Os Açores e a Doutrina Trump
Em dezembro de 1823, James Monroe, quinto presidente dos
Estados Unidos, apresentou ao Congresso uma declaração que ficaria conhecida
como Doutrina Monroe. A fórmula “América para os americanos” traduzia a
reafirmação de um isolacionismo já insinuado por George Washington e
desenvolvido por Thomas Jefferson, que concebera a ideia do “hemisfério
americano”.
Dois séculos depois, a nova Estratégia Nacional de Segurança,
um documento de pouco mais de trinta páginas divulgado na última semana, marca
o regresso dessa matriz conceptual. Os EUA deixam de se apresentar como o
“polícia global” a que nos habituámos desde a Segunda Guerra Mundial para, num
espírito America First, colocarem o interesse nacional acima de qualquer
compromisso multilateral. A prioridade passa a ser o reforço interno, assente
na autonomia industrial, tecnológica e energética, reduzindo dependências
externas, sobretudo da China, e protegendo cadeias de produção consideradas
críticas, das novas tecnologias ao armamento.

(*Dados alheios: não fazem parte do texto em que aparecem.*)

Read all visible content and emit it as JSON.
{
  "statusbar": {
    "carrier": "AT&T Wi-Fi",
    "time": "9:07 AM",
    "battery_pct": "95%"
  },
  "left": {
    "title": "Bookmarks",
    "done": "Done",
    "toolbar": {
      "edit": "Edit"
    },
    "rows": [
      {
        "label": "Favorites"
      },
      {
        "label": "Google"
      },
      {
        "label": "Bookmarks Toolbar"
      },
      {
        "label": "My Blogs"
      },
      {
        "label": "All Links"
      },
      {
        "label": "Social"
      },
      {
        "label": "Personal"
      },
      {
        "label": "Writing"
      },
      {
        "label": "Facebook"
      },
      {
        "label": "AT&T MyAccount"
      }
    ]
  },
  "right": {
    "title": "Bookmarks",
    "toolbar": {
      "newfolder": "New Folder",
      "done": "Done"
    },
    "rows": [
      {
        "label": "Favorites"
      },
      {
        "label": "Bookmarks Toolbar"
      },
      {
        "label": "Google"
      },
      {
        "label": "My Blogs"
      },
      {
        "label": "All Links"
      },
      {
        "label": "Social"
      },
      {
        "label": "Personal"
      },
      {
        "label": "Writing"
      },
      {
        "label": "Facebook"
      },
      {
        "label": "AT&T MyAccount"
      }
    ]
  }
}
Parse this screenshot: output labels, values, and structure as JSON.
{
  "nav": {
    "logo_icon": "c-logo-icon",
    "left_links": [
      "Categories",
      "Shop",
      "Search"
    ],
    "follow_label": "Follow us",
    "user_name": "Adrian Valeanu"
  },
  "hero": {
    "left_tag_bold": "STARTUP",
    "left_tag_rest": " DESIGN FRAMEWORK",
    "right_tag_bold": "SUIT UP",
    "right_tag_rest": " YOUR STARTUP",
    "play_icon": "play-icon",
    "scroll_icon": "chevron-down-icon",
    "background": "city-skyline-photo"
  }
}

No plano geopolítico, a estratégia recentra-se no
“Hemisfério Ocidental”, recuperando de forma explícita a lógica monroísta. As
Américas e o Caribe são classificadas como regiões vitais, com foco no controlo
migratório, no combate ao narcotráfico e na limitação da influência de
potências externas. Trata-se de uma mundivisão de blocos e zonas de influência,
muito próxima, aliás, da teoria de “espaço vital” de Putin.
Quanto à Europa, o documento critica a gestão continental da
imigração e da demografia, insinuando que vários governos estão a comprometer a
própria “identidade civilizacional” europeia. Afirma mesmo que, em menos de
vinte anos, a Europa poderá ser irreconhecível do ponto de vista político e
étnico. Concorde-se ou não com esta leitura, ela revela um afastamento
estratégico da sua fronteira ocidental que a União Europeia dificilmente poderá
ignorar, tanto mais que, a oriente, há uma Ásia que se agiganta.
Este novo ordenamento do tabuleiro internacional coloca
dilemas, mas também oportunidades, a Portugal e, de forma ainda mais acentuada,
aos Açores, divididos entre uma orientação plenamente europeia ou uma vocação, ainda
que por vezes tímida, assumidamente atlântica.
A verdade é que a geografia não muda com as conjunturas
políticas ou ideológicas. E é precisamente essa constância que obriga a uma
afirmação mais plena da centralidade atlântica do arquipélago. Durante décadas,
a Base das Lajes foi encarada quase como inevitabilidade histórica, envolta
numa relação romantizada com os EUA, marcada pela cooperação militar e pela
nostalgia da emigração. Mas a nova-velha Doutrina Trump rompe com
sentimentalismos e as alianças passam a ser tratadas como contratos comerciais,
substantivamente negociáveis e passiveis de reversão.
Face a esta realidade, torna-se indispensável que qualquer
negociação entre Lisboa e Washington conte com participação açoriana efetiva e
qualificada e não apenas como observador turístico das reuniões da bilateral,
mas como interlocutor estratégico imprescindível. Em paralelo, o arquipélago
deve ser pensado como plataforma atlântica de duplo uso, civil e militar. Se os
EUA valorizam o controlo de rotas, a vigilância marítima e a autonomia
tecnológica, os Açores podem oferecer muito mais do que uma pista de aviação. Podem
e devem ser um laboratório vivo e ponto logístico essencial para missões de
longo alcance na investigação oceânica, aeroespacial e climática.
Por fim, e talvez com maior urgência do que nunca, impõe-se
a diversificação das parcerias internacionais. Se Washington empurra a Europa
para a periferia do xadrez global, Portugal e os Açores, pela sua proeminência
atlântica, dispõem de uma rara oportunidade para aprofundar relações com um
leque mais vasto de parceiros e redes científicas internacionais. Afirmando-se
não como triste periferia, mas como verdadeiro carrefour estratégico num
tempo e num mundo marcados pela incerteza.